FAO’s SDG Progress Report is a Call to Action for Small-Scale Fisheries

Shirin Wertime
Behavior Change for Nature
3 min readJul 24, 2019
Credit: Jason Houston

Four years ago, the international community adopted the 2030 Agenda for Sustainable Development and its 17 Sustainable Development Goals (SDGs) as a blueprint for tackling the world’s most pressing challenges including climate change, environmental degradation, widespread poverty and hunger. As the window for action narrows in the face of global environmental change, achieving the SDGs and their associated targets represents humanity’s best chance for a sustainable and resilient future on what is an increasingly inhospitable planet.

With that in mind, the results of a recently published report by the Food and Agriculture Organization of the United Nations (FAO) tracking progress on food and agriculture-related SDG indicators should be cause for serious alarm.

The report finds that not only are we “not on track to meeting the overwhelming majority of SDG targets related to sustainable agriculture, food security and nutrition,” but instead, we are regressing across almost all related indicators. For the world’s oceans, this means that one-third of fish are now estimated to be overfished, and the percentage of marine fish stocks that are within biologically sustainable levels is in decline.

These trends hold serious implications for the millions of people worldwide who rely on marine resources as a vital source of food, income and livelihoods. Overfishing is a primary threat to the health and productivity of the ocean and its essential ecosystem services, which make sustainable development possible. Without urgent action to conserve and sustainably use the oceans, seas and marine resources (SDG 14), we risk jeopardizing progress towards achieving the 2030 Agenda. Focusing on small-scale fisheries is key to balancing habitat conservation with human use, as the sector produces two-thirds of the catches destined for direct human consumption, and when empowered, small-scale fishers and their communities can serve as important stewards of their marine resources.

Fortunately, the phenomenon of overfishing is not irreversible, and through improved fisheries management and policy, fish populations and ecosystem health can rebound. That is why FAO, in its report, calls on all countries “to urgently implement transformational changes in fishery management and governance and take solid steps in controlling its fishing fleet capacity.

Rare (with support from Bloomberg Philanthropies’ Vibrant Oceans Initiative) is heeding this call by actively supporting countries to transform their coastal fisheries management and governance through an emphasis on community-based management — that is, putting small-scale fishers and their communities at the center of the solution. This means establishing managed access areas that provide clear rights to specific communities to fish in certain areas and protected no-take marine reserves to replenish and sustain fish populations.

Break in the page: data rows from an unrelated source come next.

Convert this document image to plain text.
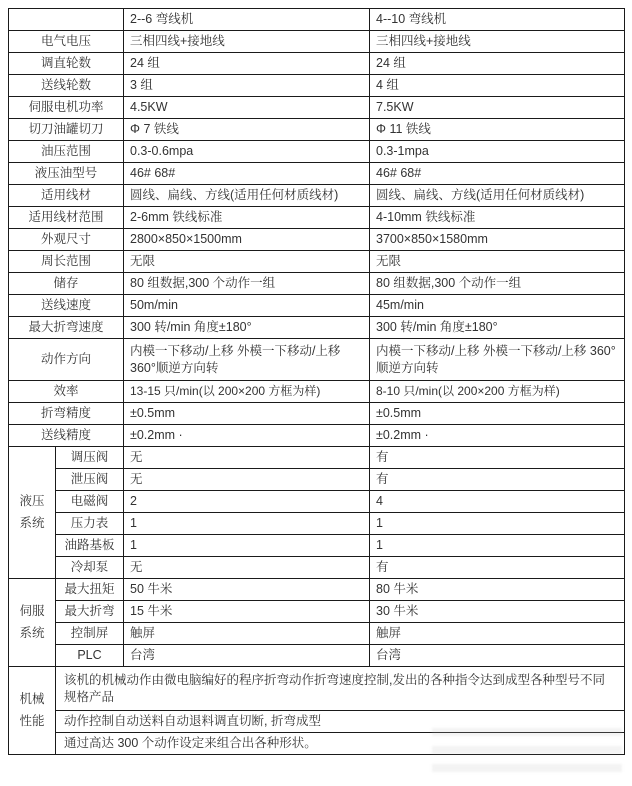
		2--6 弯线机	4--10 弯线机
电气电压		三相四线+接地线	三相四线+接地线
调直轮数		24 组	24 组
送线轮数		3 组	4 组
伺服电机功率		4.5KW	7.5KW
切刀油罐切刀		Φ 7 铁线	Φ 11 铁线
油压范围		0.3-0.6mpa	0.3-1mpa
液压油型号		46# 68#	46# 68#
适用线材		圆线、扁线、方线(适用任何材质线材)	圆线、扁线、方线(适用任何材质线材)
适用线材范围		2-6mm 铁线标准	4-10mm 铁线标准
外观尺寸		2800×850×1500mm	3700×850×1580mm
周长范围		无限	无限
储存		80 组数据,300 个动作一组	80 组数据,300 个动作一组
送线速度		50m/min	45m/min
最大折弯速度		300 转/min 角度±180°	300 转/min 角度±180°
动作方向		内模一下移动/上移 外模一下移动/上移 360°顺逆方向转	内模一下移动/上移 外模一下移动/上移 360°顺逆方向转
效率		13-15 只/min(以 200×200 方框为样)	8-10 只/min(以 200×200 方框为样)
折弯精度		±0.5mm	±0.5mm
送线精度		±0.2mm ·	±0.2mm ·

液压系统	调压阀	无	有
	泄压阀	无	有
	电磁阀	2	4
	压力表	1	1
	油路基板	1	1
	冷却泵	无	有

伺服系统	最大扭矩	50 牛米	80 牛米
	最大折弯	15 牛米	30 牛米
	控制屏	触屏	触屏
	PLC	台湾	台湾

机械性能	该机的机械动作由微电脑编好的程序折弯动作折弯速度控制,发出的各种指令达到成型各种型号不同规格产品		
	动作控制自动送料自动退料调直切断, 折弯成型		
	通过高达 300 个动作设定来组合出各种形状。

Working across all levels of government from village councils to provincial and national governments, Rare has helped secure the following policy commitments, among others, in support of sustainable coastal fisheries:

  • In Indonesia, the inclusion of rights-based small-scale fisheries management in the SE Sulawesi Mid-Term Development Plan and Marine and Fisheries Office Strategic Plan for 2018–2023, in the management plan for a large marine area that covers five provinces (called FMA 714), and the dedication of provincial (and hopefully soon, village) government funds for managed access areas and marine reserves.
  • In the Philippines, two municipalities in the Tañon Strait recently passed new managed access and reserve ordinances and five others are in the final stages of municipal council approval.
  • 12 coastal mayors in the Philippines, 17 in the Mesoamerican Reef region (Honduras & Guatemala) and 4 in Mozambique, recently joined Rare’s global Mayor’s Network, pledging to prioritize and advocate for participatory fisheries management, endorse no-take reserves and promote responsible fisher behavior.
Mayor Mary Jean Te of Libertad, Antique speaks at a summit of mayors from across the Philippines about fishers’ rights.

Rare’s successful engagement with fishing communities and their governments demonstrates bright spots in efforts to fulfill countries’ commitments to SDG 14. Nonetheless, the grim picture painted by FAO’s SDG progress report should be a call to action for much greater global investment in sustainable fisheries management and governance and the prioritization of small-scale fisheries within national and international SDG implementation efforts.